Because many networking tools still are not designed to work with IPv6 traffic, introducing the new protocols into a network actually can increase security risks. These products often ignore or cannot see IPv6 traffic, creating blind spots that could be taken advantage of by bad guys using the protocols.

This is not a crisis yet because there is so little IPv6 being used, especially in North America. Administrators can either carefully monitor or block IPv6 traffic, and they probably will be all right. But in the not-too-distant future this tactic will no longer work. The whole point of IPv6 is to use it, and eventually there will be no avoiding it if an enterprise wants to be connected to the Internet. Observers now are putting that point at about two years from now.

That is when the present pool of IPv4 addresses is expected to dry up. However, IPv4 will not disappear. Because almost the entire existing Internet is built on that version of the protocols, it will be around for the foreseeable future. New deployments of IPv4 also will not immediately stop. Blocks of already-allocated but yet unused addresses will continue to be available to enterprises for years beyond the official depletion date. But beyond the depletion date, Internet growth increasingly will be in the IPv6 address space, says John Curran, president of the American Registry for Internet Numbers, one of five regional Internet registries. Network administrators will not be able to afford to ignore or to block IPv6 traffic on public-facing networks.

Operating systems and basic networking equipment such as servers and routers already can handle IPv6. But many ancillary appliances and tools such as logs, firewalls, antivirus, intrusion detection and prevention systems — you name it — are not yet ready. And just what it means to be “IPv6 ready” still is being worked out. So at this point it is impossible to say whether tools will work and play well together in this new sandbox.

New Federal Acquisition Regulations for IPv6 are expected to be published in late November or early December, said Lee Ellis of the General Services Administration’s Office of Governmentwide Policy. The National Institute of Standards and Technology has developed a “Profile for IPv6 in the U.S. Government” as part of the USGv6 program, and a program to test and certify product compliance is expected to be operational by 2010. These efforts are expected to get IPv6-ready products coming out of the federal-procurement pipeline by July 2010.

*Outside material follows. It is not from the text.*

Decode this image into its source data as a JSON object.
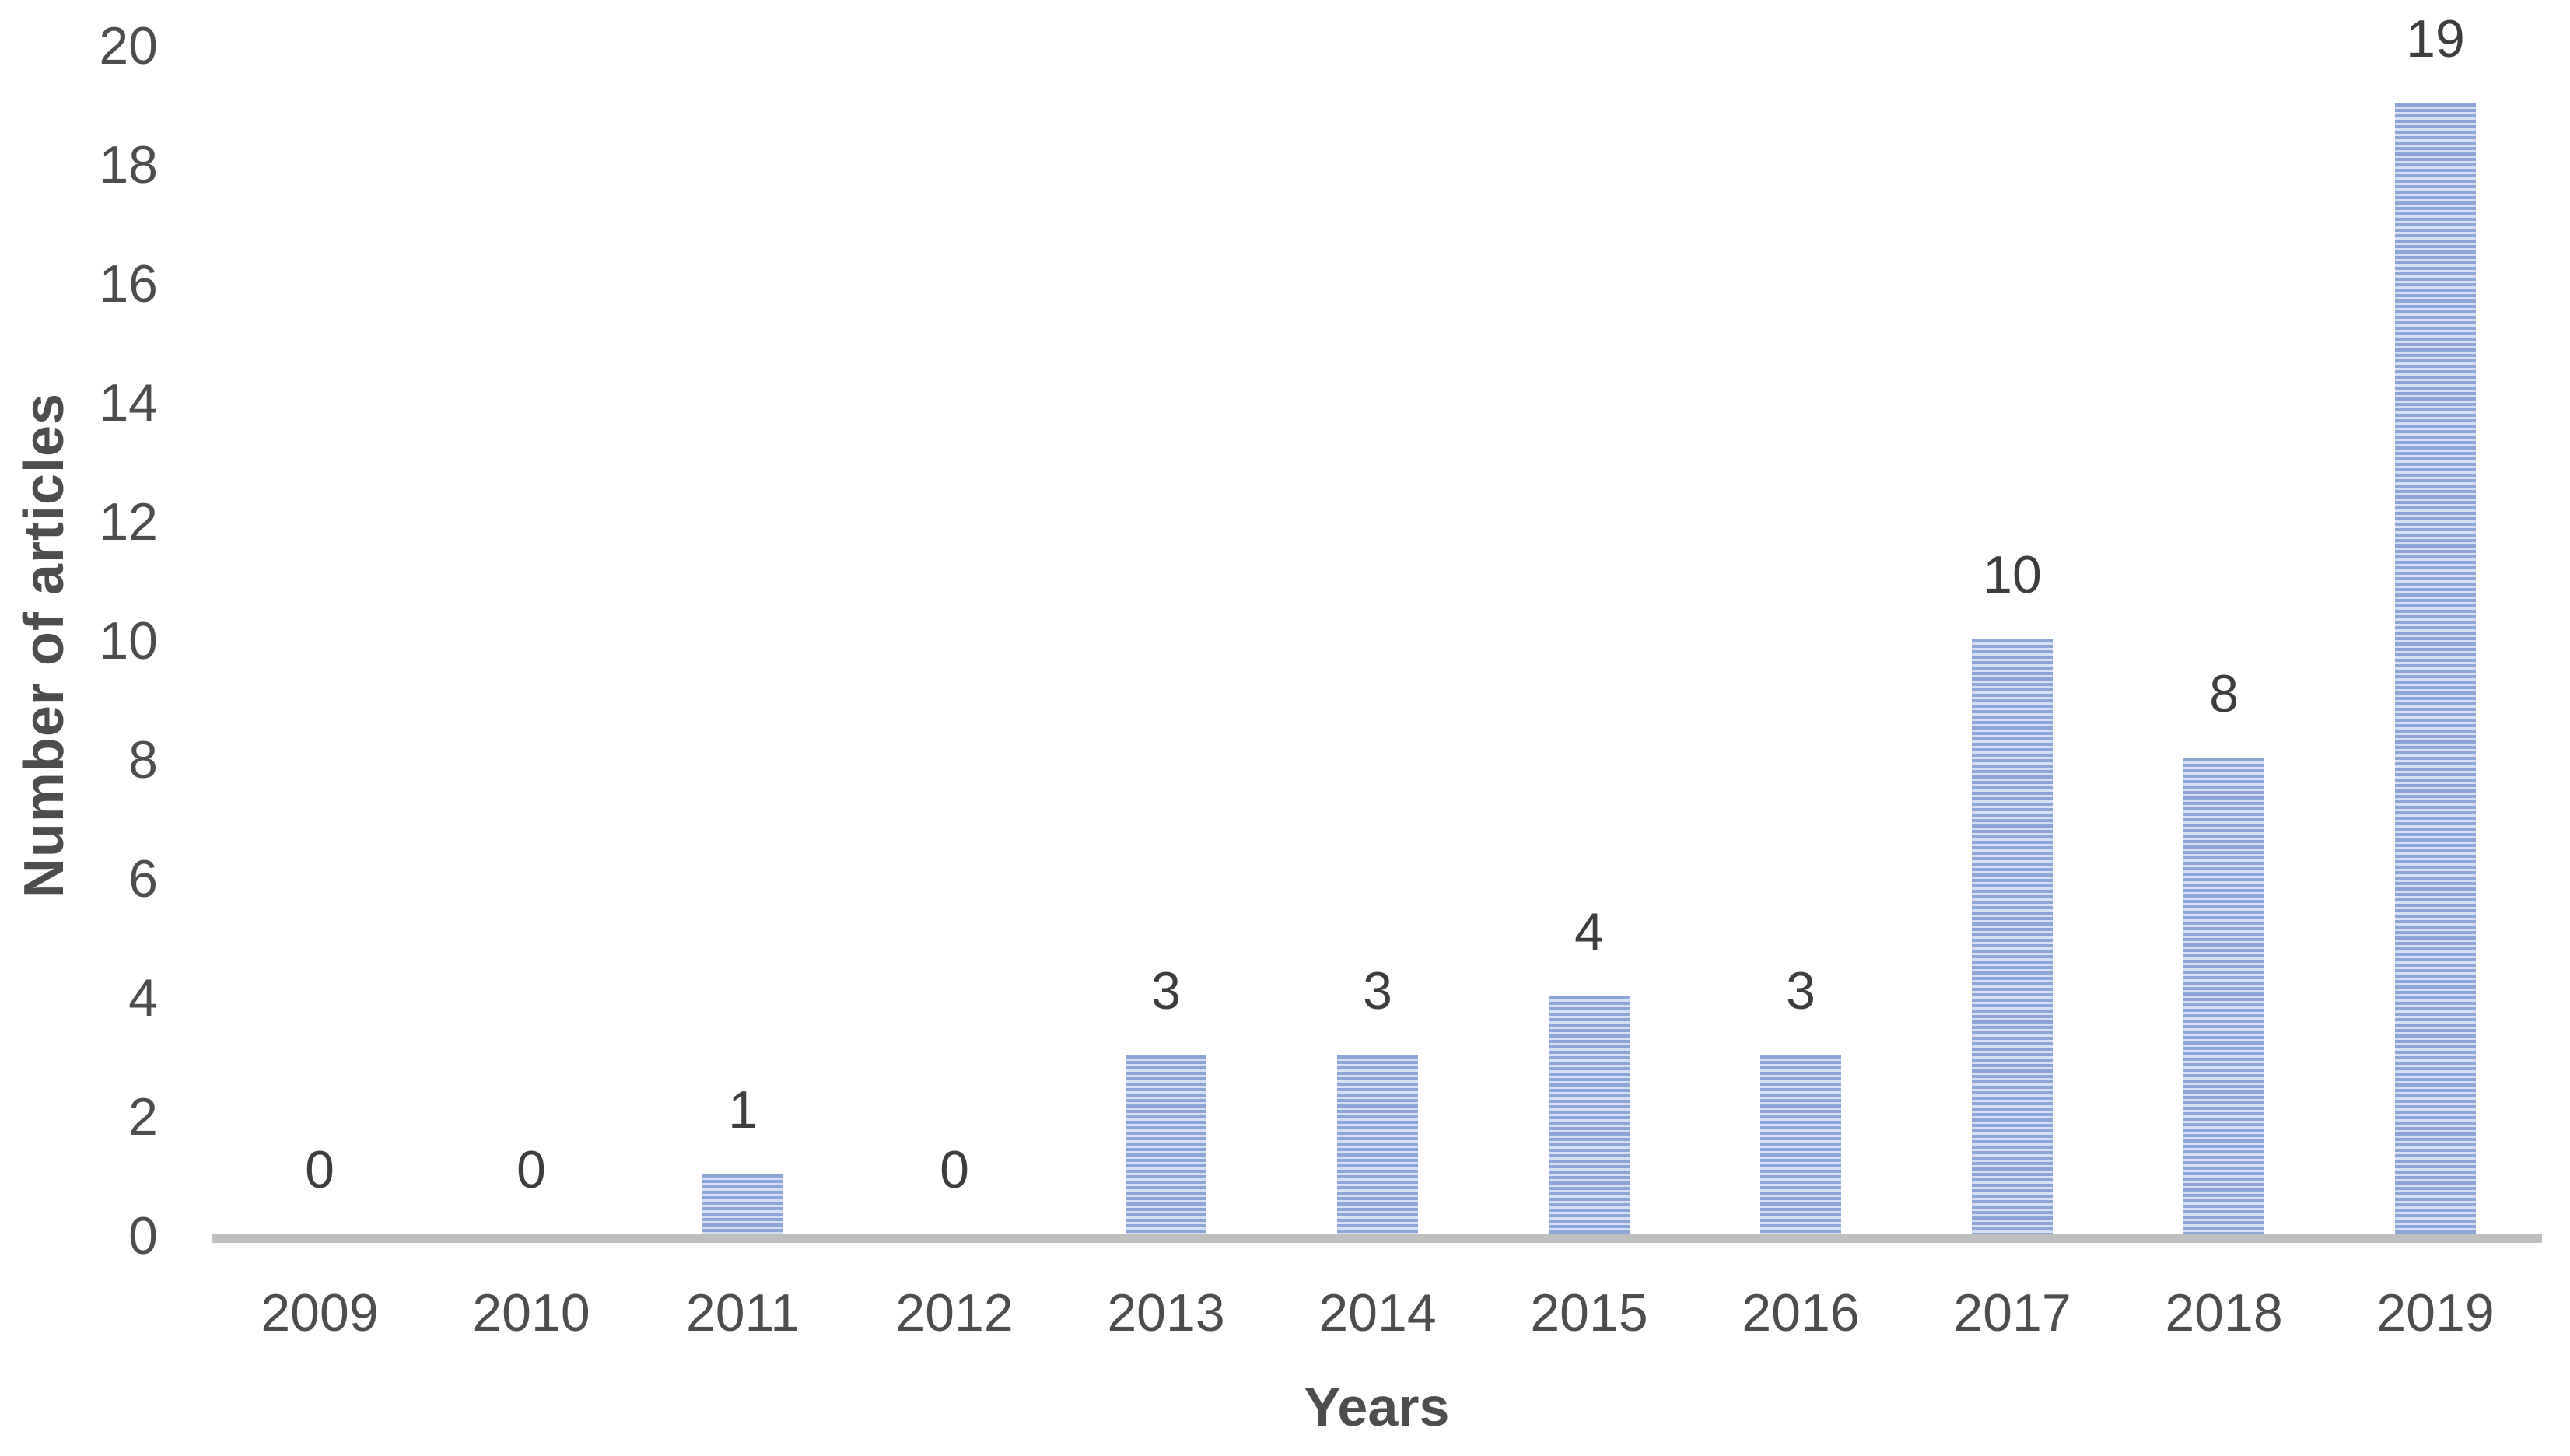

But the IPv6 profile “is not applicable to the very near term,” because all mandatory requirements in the profile will be phased in over 24 months, said NIST’s Doug Montgomery.

This means that for the next few years, as administrators are readying their networks for the new protocols, IPv6 will remain a wild and woolly landscape. It will be up to agencies to work closely with their vendors to define clearly what they need and expect from networking and security products, and to test the products and services to ensure that they are delivering as expected when IPv6 becomes a reality.